Mehrsprachigkeit als Ziel und als Ausgangspunkt schulischer Bildung in der Grundschule

  1. Während allgemeinsprachliche Kompetenzen relativ schnell erworben werden können (innerhalb von 6 Monaten), dauert der Erwerb bildungssprachlicher Kompetenzen mehrere Jahre. Ein Schüler, der erst seit 2 Jahren die Sprache lernt, befindet sich dementsprechend noch inmitten des Spracherwerbprozesses. Diesen Schüler aufgrund seiner noch unzureichenden sprachlichen Kompetenz von einer höheren Bildung auszuschließen, wäre meiner Meinung nach fatal, da ihm somit auch der Zugang zur Bildungssprache verwehrt würde. Wenn das Kollegium seine übrigen Leistungen so einschätzt, dass er den Anforderungen an einem Gymnasium gewachsen ist, sollte er ihn jedem Fall eine Gymnasialempfehlung erhalten. Es bleibt zu hoffen, dass er dort auf sprachsensible LehrerInnen trifft, die ihn beim Erwerb der Bildungssprache weiterhin unterstützen und diese nicht als gegeben voraussetzen.
  2. In der Schulklasse, in der ich gearbeitet habe, wurde Mehrsprachigkeit nicht thematisiert. Während der Zeit, in der ich in einer Bibliothek gearbeitet habe, bin ich auf ein interessantes Projekt gestoßen. „Lilo Lausch fördert eine wertschätzende Zuhörkultur in Bildungseinrichtungen und Familien, die Vielfalt als Chance versteht. Jedes Kind soll sich mit seiner Sprache und Kultur willkommen fühlen und gerechte Bildungschancen erhalten.“ (http://www.lilolausch.de/konzept/) Das Projekt setzt bereits in Kindergarten bzw. Krippe ein.
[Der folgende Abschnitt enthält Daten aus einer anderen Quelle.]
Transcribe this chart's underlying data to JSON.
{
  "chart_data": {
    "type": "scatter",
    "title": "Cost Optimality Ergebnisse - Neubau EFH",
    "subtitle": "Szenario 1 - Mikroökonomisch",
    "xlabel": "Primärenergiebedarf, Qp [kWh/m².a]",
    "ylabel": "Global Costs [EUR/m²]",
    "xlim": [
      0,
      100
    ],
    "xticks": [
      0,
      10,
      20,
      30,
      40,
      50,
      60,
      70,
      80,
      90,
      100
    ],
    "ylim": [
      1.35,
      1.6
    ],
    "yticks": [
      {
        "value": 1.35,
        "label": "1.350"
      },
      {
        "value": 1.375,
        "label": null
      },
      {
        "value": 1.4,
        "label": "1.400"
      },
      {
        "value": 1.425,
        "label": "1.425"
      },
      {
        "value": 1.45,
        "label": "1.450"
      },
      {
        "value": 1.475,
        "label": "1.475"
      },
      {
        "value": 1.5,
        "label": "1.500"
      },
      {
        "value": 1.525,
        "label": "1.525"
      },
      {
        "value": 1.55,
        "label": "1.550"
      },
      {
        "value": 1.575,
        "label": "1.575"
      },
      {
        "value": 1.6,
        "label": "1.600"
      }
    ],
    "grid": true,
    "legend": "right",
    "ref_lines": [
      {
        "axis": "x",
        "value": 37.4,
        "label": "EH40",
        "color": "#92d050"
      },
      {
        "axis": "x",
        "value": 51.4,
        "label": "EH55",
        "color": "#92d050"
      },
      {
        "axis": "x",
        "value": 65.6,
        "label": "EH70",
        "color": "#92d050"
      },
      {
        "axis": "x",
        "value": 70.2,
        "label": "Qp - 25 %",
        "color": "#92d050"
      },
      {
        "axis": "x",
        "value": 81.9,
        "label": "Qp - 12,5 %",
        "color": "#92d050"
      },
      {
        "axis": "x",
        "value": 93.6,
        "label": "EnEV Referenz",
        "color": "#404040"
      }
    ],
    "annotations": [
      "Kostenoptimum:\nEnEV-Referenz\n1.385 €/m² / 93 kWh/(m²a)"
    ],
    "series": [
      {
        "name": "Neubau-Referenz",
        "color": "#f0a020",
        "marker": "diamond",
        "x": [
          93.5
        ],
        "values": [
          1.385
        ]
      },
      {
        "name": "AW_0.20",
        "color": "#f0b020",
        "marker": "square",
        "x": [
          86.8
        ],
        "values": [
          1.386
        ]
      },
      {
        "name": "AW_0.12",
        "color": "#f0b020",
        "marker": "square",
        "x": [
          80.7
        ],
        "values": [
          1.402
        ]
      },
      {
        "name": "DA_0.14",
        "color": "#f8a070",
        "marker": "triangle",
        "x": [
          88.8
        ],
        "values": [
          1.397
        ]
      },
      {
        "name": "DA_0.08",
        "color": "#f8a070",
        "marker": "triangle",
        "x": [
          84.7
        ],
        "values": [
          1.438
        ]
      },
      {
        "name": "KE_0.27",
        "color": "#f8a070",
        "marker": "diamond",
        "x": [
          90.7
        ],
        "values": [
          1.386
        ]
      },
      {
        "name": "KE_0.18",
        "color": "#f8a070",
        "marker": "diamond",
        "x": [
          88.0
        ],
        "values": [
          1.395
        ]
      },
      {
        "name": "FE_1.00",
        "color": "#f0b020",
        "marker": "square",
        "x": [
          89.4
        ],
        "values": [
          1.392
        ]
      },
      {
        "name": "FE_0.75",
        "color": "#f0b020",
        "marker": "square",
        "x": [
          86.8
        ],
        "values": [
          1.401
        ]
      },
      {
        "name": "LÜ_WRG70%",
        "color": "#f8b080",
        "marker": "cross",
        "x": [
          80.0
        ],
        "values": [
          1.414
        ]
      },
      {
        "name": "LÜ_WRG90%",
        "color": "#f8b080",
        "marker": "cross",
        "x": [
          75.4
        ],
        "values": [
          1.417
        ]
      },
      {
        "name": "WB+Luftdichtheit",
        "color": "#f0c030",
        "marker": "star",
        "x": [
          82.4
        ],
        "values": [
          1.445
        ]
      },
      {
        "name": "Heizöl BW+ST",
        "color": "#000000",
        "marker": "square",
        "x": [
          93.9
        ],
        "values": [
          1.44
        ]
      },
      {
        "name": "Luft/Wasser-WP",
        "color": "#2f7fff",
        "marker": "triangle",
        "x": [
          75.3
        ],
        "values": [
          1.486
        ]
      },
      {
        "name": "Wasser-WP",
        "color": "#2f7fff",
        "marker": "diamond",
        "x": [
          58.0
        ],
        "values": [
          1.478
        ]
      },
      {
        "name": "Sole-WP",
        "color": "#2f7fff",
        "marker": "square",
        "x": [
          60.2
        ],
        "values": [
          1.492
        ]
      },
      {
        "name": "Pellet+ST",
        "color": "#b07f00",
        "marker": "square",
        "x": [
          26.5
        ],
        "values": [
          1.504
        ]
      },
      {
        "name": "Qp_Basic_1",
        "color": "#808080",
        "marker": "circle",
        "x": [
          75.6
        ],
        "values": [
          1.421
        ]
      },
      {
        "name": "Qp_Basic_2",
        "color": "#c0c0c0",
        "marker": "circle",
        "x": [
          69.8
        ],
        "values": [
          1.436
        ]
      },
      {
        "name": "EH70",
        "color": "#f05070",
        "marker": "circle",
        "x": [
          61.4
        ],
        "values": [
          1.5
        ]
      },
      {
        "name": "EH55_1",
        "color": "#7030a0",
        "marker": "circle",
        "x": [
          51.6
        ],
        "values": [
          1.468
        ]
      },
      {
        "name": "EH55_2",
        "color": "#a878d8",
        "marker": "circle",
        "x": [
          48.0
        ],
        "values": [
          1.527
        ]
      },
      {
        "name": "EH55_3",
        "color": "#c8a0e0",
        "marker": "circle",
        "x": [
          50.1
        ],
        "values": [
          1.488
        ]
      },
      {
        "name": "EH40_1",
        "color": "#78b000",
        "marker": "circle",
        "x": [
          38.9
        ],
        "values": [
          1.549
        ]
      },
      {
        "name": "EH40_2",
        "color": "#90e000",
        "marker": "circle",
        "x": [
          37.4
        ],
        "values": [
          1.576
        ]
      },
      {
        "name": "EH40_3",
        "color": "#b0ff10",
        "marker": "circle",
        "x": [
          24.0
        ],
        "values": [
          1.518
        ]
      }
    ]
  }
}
Es findet eine intensive Beschäftigung zunächst mit Geräuschen und dann mit Sprache statt. Die unterschiedlichen Muttersprachen der Kinder werden positiv einbezogen, in dem beispielsweise die Eltern die Kindergartengruppe besuchen und den Kindern Lieder, Gedichte oder Geschichten in ihrer Muttersprache mitbringen. Hier können die Kinder die Vielfalt von Sprachen, den besonderen Klang und die biographische und emotionale Seite von Sprache erleben. Ich finde dies einen sehr schönen und positiven Ansatz.
  3. Mein Ziel ist es, einen wertschätzenden Umgang mit den Mehrsprachigkeiten der Kinder zu finden und diese miteinzubeziehen. Als große Herausforderung empfinde ich es, alle Kinder, mit ihren unterschiedlichen sprachlichen Voraussetzungen, dabei zu unterstützen, die Registerdifferenzierung in der Sprachentwicklung zu durchlaufen.
  4. Da die Mehrsprachigkeit in der Schule wie in der Gesellschaft ein Fakt ist, ist es wichtig in der Schule mit diesem Bewusstsein zu arbeiten. Es sollte Zeit und Raum sein, um sich mit Sprachen auseinander zu setzen, und alle Kinder zu befähigen, die Bildungssprache zu erlernen. Sehr wichtig finde ich es, alle Sprachen, die Kinder und Familien sprechen als Ressourcen zu verstehen. Ebenfalls wichtig finde ich es, dass auch LehrerInnen mit anderen Muttersprachen in der Schule vertreten sind.